Ms Nolan said the LNP would attempt to trash Labor's economic legacy, but insisted the government had done the hard yards and charted a course back to surplus in 2014/15.
“There's no doubt that Queensland got more substantially whacked in the GFC because our building program was so loaded up at that critical time,” she said, arguing the recovery was now well under way.
“I think the legacy of the government is of a state that has one of the fastest growth rates in the country ... so we are certainly growing very fast and we are on the verge of a very substantial economic boom and [outgoing treasurer] Andrew Fraser and I, him more than me, we were the people who as ministers did the really hard yards to get us to this point.
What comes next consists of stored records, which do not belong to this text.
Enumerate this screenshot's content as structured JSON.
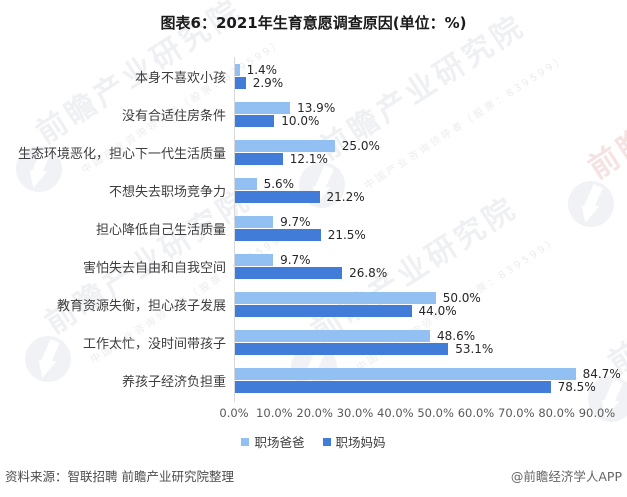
{
  "title": "图表6：2021年生育意愿调查原因(单位：%)",
  "chart_data": {
    "type": "bar",
    "orientation": "horizontal",
    "title": "图表6：2021年生育意愿调查原因(单位：%)",
    "unit": "%",
    "categories": [
      "本身不喜欢小孩",
      "没有合适住房条件",
      "生态环境恶化，担心下一代生活质量",
      "不想失去职场竞争力",
      "担心降低自己生活质量",
      "害怕失去自由和自我空间",
      "教育资源失衡，担心孩子发展",
      "工作太忙，没时间带孩子",
      "养孩子经济负担重"
    ],
    "series": [
      {
        "key": "working-dad",
        "name": "职场爸爸",
        "color": "#92C0F2",
        "values": [
          1.4,
          13.9,
          25.0,
          5.6,
          9.7,
          9.7,
          50.0,
          48.6,
          84.7
        ]
      },
      {
        "key": "working-mom",
        "name": "职场妈妈",
        "color": "#407CD8",
        "values": [
          2.9,
          10.0,
          12.1,
          21.2,
          21.5,
          26.8,
          44.0,
          53.1,
          78.5
        ]
      }
    ],
    "xlim": [
      0,
      90
    ],
    "x_ticks": [
      "0.0%",
      "10.0%",
      "20.0%",
      "30.0%",
      "40.0%",
      "50.0%",
      "60.0%",
      "70.0%",
      "80.0%",
      "90.0%"
    ],
    "grid": "none",
    "legend_position": "bottom",
    "axis_color": "#d9d9d9"
  },
  "legend": {
    "items": [
      {
        "label": "职场爸爸",
        "color": "#92C0F2"
      },
      {
        "label": "职场妈妈",
        "color": "#407CD8"
      }
    ]
  },
  "footer": {
    "source": "资料来源：智联招聘 前瞻产业研究院整理",
    "credit": "@前瞻经济学人APP"
  },
  "watermark": {
    "brand": "前瞻产业研究院",
    "sub": "中国产业咨询领导者（股票：839599）"
  }
}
“We carried the asset sales ... and it just breaks my heart to then see an incoming government inherit that growth which is now kicking in.
“Someone else will have their smiling face attached to it.”
On Saturday night, a smiling Mr Newman heaped praise on Ms Bligh for one aspect of her time in office – her “inspirational” leadership during the 2010/11 flood and cyclone disasters.
It's a view shared by Mr Pitt in his north Queensland electorate.
“Regardless of the election outcome ... she is still the same woman who has led the state through the global financial crisis and certainly the same woman who was seen by people all around the world leading through the most severe natural disasters in Queensland's history," Mr Pitt said.
“So she's made an indelible mark on Queensland politics.”
But not everyone has been so glowing.
Electoral analyst Malcolm Mackerras, who has a Liberal Party background, said the result on Saturday was "completely inevitable and totally predictable".
He said Ms Bligh had behaved "selfishly" when she resigned her seat the day after the election and that she would be remembered, not for the floods, but as the leader who led the Labor party to their most disastrous defeat in history.
"She performed well (during the floods) and everyone outside of Queensland admired her," he said.
"But it was just a television performance and always was.
"It doesn't alter the main thing about her and that is she led her government to a truly disastrous defeat to which there is no precedent.
"In a few years people will not remember her good television performance during the floods."
Independent Queensland MP Peter Wellington said he had always been able to work well with Ms Bligh despite "passionately disagreeing" at times.
Asked about her legacy, Mr Wellington said: "That's a hard call to make."
"...I will say this about Anna Bligh in previous roles though, when she was minister for communities she was instrumental in supporting a new respite service in my electorate.
"When she was education minister she supported my call for a whole range of new services in my electorate.
"When she was treasurer she took on board concerns I had about the over development of industrial land.
"I have been able to work very effectively with her and she always listened."